I know how to recieve emails when my job begins, ends, and/or fails, or, when doing a job array, how to do it for each job in the array vs. once for the array as a whole. I want to substitute email for text. Ideally, I'll get a text when my job starts, ends, or fails, like the following email:
FW: Slurm Job_id=66967693 Name=testing_Tappen Ended, Run time
00:01:55, CANCELLED, ExitCode 0
________________________________________
From: Slurm Controller - <[email protected]>
Sent: Thursday, January 1, 2025 5:18:02 PM (UTC-06:00) Central Time (US & Canada)
To: Jane Doe
Subject: Slurm Job_id=123456789 Name=my_job_name Ended, Run time 05:00:55, CANCELLED, ExitCode 0
This is an automated message requested by a user-submitted Slurm batch job. If you did not request this message, please reply so we can remove you from further messages ASAP.
I know you can email via SMS, given you know the phone's provider. I tried submitting the following job, but despite completing, it didn't end up sending anything:
#!/bin/bash --login
#SBATCH --mail-type=BEGIN,END,FAIL
#SBATCH [email protected]
#SBATCH --time=00:03:00 # walltime
#SBATCH --ntasks-per-node=2 # number of processor cores (i.e. tasks)
#SBATCH --nodes=1 # number of nodes
#SBATCH --mem=64G # memory per CPU core
#SBATCH -J "get_a_text" # job name
#SBATCH --output=%x_%j.out
srun python3 src/jane_doe_script.py
I also tried sending it to my email, then forwarding all emails from SLURM to my mobile and that worked, but with a ~5-15 minute delay and it doesn't let me control which SLURM jobs I want on my phone or don't.
Thoughts?
Additional info:
scontrol --version
--> slurm 23.11.6
This is not related to Slurm rather related to how your Mail Transport Agent (MTA) is configured. Slurm will just pass your mail id and data to sent to the mail program ( which typically can be seen by the command scontrol show config | grep -i mail
), and based on the configuration of the agent the mail is sent.
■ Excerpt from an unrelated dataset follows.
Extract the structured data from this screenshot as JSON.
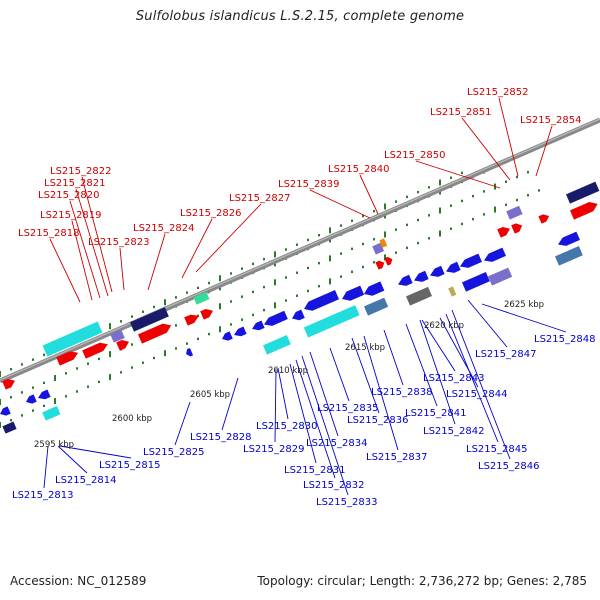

Following command can be used to see which agent is used to sent the email.
ps aux | grep -E 'postfix|sendmail|exim'
If it is Postfix (often default on many modern Linux distros like Ubuntu or CentOS) then you can see your configuration information via the following command:
postconf -n
and this would lead to some results like this:
smtpd_relay_restrictions = permit_mynetworks permit_sasl_authenticated defer_unauth_destination
So, if your mail agent is configured to not sent it to certain domains (have some restrictions), giving it in the slurm script won't make any difference.
For example, defer_unauth_destination
means if the client is neither in mynetworks
nor SASL-authenticated
(e.g., via username and password), and is attempting to send mail to an external (non-local) domain, defer that delivery (essentially refusing to relay for unauthenticated users).